I am no domestic goddess–not even close. So I’ve never contemplated myself as a gadget geek – one of those people who has every kitchen gadget known to man or woman. But today as I was looking for a place to store one of my crock pots after I finished washing it, I took stock of myself. More accurately, I took stock of my kitchen cabinets.
I have three crock pots – small, medium and large. I actually have four, since the lid broke on my large one last fall and I had to buy a whole new one of the exact same model since the manufacturer doesn’t sell replacement lids. I kept the crock itself and the ceramic liner, thinking they’d be good backup in case I had a problem with one of the parts on the new one. So I guess I have 3 and 2/3 crock pots.

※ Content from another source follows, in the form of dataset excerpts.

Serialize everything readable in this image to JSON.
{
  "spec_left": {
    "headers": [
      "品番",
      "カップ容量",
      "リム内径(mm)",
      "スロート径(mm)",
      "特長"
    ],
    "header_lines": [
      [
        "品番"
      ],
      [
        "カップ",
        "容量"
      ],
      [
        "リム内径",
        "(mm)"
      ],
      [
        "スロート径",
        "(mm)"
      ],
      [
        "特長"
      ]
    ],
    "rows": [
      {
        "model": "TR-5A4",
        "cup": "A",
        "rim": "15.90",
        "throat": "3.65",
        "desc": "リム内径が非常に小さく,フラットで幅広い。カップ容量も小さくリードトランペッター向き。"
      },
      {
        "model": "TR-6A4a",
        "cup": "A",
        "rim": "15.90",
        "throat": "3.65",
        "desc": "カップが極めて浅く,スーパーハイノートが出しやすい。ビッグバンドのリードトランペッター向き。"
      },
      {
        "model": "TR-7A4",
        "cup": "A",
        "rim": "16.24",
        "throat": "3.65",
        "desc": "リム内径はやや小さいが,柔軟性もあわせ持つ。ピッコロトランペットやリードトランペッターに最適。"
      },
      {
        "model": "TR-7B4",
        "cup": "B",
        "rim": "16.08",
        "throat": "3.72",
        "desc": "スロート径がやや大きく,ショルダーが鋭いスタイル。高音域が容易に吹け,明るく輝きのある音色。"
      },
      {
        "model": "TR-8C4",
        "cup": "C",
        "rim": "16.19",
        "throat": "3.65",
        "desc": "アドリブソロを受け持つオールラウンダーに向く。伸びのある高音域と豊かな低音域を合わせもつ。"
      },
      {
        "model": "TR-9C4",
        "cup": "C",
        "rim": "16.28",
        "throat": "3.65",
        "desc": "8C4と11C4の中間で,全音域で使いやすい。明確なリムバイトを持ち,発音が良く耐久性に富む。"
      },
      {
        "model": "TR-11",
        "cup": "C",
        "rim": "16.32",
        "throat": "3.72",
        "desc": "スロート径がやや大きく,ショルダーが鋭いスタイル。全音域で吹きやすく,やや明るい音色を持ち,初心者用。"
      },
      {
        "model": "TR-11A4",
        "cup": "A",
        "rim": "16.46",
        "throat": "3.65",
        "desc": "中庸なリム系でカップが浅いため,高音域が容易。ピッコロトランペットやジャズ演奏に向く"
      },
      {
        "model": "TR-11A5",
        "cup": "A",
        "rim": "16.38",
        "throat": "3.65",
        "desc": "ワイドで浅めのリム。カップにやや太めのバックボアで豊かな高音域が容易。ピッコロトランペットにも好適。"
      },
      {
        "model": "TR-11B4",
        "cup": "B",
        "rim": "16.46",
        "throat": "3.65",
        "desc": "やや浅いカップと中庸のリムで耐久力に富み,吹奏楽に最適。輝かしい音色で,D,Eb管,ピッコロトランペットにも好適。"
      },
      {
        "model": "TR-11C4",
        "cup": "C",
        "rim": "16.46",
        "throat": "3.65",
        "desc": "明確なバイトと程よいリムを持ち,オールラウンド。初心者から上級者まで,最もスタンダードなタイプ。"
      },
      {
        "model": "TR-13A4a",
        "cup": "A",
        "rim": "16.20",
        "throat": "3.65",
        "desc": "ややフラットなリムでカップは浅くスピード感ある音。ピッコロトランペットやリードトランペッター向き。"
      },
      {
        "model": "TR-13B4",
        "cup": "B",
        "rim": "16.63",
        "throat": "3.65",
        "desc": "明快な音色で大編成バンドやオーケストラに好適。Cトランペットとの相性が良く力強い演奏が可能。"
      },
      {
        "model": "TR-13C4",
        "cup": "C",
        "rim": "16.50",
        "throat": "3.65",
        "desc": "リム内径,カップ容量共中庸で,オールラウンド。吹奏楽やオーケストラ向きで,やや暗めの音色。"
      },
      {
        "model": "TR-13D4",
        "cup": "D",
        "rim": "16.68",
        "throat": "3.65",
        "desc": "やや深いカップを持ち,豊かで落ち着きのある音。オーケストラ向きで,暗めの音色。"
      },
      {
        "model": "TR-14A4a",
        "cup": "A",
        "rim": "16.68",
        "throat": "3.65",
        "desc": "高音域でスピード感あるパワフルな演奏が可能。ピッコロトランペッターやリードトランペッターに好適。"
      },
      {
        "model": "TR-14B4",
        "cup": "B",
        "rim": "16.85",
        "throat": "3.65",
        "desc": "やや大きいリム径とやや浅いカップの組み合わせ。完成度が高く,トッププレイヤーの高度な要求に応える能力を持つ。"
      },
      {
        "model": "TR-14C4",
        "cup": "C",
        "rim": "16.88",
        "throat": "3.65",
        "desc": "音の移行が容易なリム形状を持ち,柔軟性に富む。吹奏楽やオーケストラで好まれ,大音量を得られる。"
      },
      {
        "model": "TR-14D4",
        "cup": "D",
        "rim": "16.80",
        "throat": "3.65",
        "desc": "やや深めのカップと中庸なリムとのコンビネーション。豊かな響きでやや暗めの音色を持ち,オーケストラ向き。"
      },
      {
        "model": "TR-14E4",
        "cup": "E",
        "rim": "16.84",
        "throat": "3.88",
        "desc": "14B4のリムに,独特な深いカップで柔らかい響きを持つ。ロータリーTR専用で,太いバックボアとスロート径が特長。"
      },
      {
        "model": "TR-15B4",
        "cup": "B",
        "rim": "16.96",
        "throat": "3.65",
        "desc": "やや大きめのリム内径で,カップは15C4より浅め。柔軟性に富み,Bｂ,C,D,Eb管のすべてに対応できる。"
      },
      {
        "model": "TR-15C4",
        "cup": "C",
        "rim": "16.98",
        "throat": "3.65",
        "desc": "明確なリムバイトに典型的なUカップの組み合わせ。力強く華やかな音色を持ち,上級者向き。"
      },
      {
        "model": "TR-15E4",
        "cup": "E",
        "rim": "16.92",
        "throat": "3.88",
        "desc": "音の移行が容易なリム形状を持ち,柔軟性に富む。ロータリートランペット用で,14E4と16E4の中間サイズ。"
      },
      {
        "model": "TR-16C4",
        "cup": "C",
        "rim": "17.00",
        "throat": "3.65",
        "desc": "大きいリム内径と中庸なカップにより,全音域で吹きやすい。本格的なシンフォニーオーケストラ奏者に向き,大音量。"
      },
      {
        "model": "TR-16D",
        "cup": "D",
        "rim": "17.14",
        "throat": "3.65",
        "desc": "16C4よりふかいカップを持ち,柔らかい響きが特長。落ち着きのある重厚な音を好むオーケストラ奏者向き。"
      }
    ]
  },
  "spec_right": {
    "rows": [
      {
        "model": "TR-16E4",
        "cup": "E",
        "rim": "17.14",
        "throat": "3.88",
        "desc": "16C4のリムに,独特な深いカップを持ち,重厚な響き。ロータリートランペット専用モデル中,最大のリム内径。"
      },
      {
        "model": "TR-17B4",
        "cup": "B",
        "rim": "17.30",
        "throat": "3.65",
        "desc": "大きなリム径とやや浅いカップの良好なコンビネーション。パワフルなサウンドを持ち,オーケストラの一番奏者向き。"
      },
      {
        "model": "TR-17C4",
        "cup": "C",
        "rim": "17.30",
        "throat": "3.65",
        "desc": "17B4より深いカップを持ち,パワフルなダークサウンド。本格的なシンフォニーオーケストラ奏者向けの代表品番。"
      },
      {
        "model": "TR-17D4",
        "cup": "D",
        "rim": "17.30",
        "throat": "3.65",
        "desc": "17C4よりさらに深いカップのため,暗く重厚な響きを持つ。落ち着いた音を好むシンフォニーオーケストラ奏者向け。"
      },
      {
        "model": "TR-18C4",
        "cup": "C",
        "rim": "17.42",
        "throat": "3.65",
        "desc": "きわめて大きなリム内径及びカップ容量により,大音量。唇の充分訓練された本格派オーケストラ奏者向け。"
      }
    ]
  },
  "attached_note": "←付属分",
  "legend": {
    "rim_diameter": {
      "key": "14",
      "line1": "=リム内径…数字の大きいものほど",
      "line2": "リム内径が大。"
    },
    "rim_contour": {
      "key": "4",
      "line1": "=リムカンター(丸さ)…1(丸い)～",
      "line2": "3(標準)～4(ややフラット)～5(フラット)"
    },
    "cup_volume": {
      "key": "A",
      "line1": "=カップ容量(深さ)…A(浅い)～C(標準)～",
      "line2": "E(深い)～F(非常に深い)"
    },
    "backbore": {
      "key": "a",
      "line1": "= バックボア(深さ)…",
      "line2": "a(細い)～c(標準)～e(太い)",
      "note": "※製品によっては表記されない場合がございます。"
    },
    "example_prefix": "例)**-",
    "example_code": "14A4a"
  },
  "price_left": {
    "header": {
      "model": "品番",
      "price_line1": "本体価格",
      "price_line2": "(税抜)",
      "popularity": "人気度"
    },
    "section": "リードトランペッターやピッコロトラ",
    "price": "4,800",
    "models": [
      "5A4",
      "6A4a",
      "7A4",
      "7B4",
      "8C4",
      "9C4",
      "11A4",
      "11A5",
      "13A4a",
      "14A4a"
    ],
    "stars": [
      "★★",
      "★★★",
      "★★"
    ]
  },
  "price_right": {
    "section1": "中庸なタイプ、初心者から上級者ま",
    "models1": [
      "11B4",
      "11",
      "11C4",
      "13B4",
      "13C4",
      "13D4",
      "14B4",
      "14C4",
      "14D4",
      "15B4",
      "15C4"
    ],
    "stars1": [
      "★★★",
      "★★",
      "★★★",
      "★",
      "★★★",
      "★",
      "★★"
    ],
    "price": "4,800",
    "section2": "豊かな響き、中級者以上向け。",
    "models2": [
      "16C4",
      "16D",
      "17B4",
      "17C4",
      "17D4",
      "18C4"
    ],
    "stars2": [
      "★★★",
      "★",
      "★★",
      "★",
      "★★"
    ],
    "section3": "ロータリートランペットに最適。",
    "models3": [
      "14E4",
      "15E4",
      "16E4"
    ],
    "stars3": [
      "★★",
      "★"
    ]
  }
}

In my cabinet, I noticed I also have a mini-chopper. I had gotten tired last year of my hands smelling and my eyes watering as I chop onion and garlic. Next to the chopper was the electric knife and the Mr. Coffee ice tea maker. Of course, I also have a Mr. Coffee coffee maker on the counter. Right next to my second fave gadget (next to my crock pots) the quesadilla maker. The quesadilla maker really shouldn’t count since it is just a bigger version of the George Forman grill, but shaped like a chili pepper. The George Forman I have is the small once, nice for a single chicken breast or a grilled cheese sandwich, but not big enough for a quesadilla-sized tortilla. A bit perplexed, I scanned my other cabinets and found a coffee bean grinder and an immersion blender (love that thing). Back in a corner of the kitchen counter I spyed a deep fryer. Next to the toaster (come on, everyone has a toaster, right?) . I went for my least-used cabinet, thinking there’d surely be space in there, only to find the electric skillet that occupies that space even though I have a perfectly good stove and regular skillet. Luckily, I was able to shove the medium crock in above the skillet box.
Whew. Kitchen chores done, I washed my hands. The soap dripped into my palm from a motion-sensing automatic dispenser by the sink. Hey, it doesn’t count if it runs on batteries, right!
That quickly, my sense of self was called into question. Am I a secret gadget geek? No, couldn’t be. After all, I don’t own a bread machine, and my toaster oven stays in my RV, yet to be used on a camping trip, but there just in case.
Nope. No gadget geek here. I’m not going to tell you what I found when I scanned my bathroom cabinets.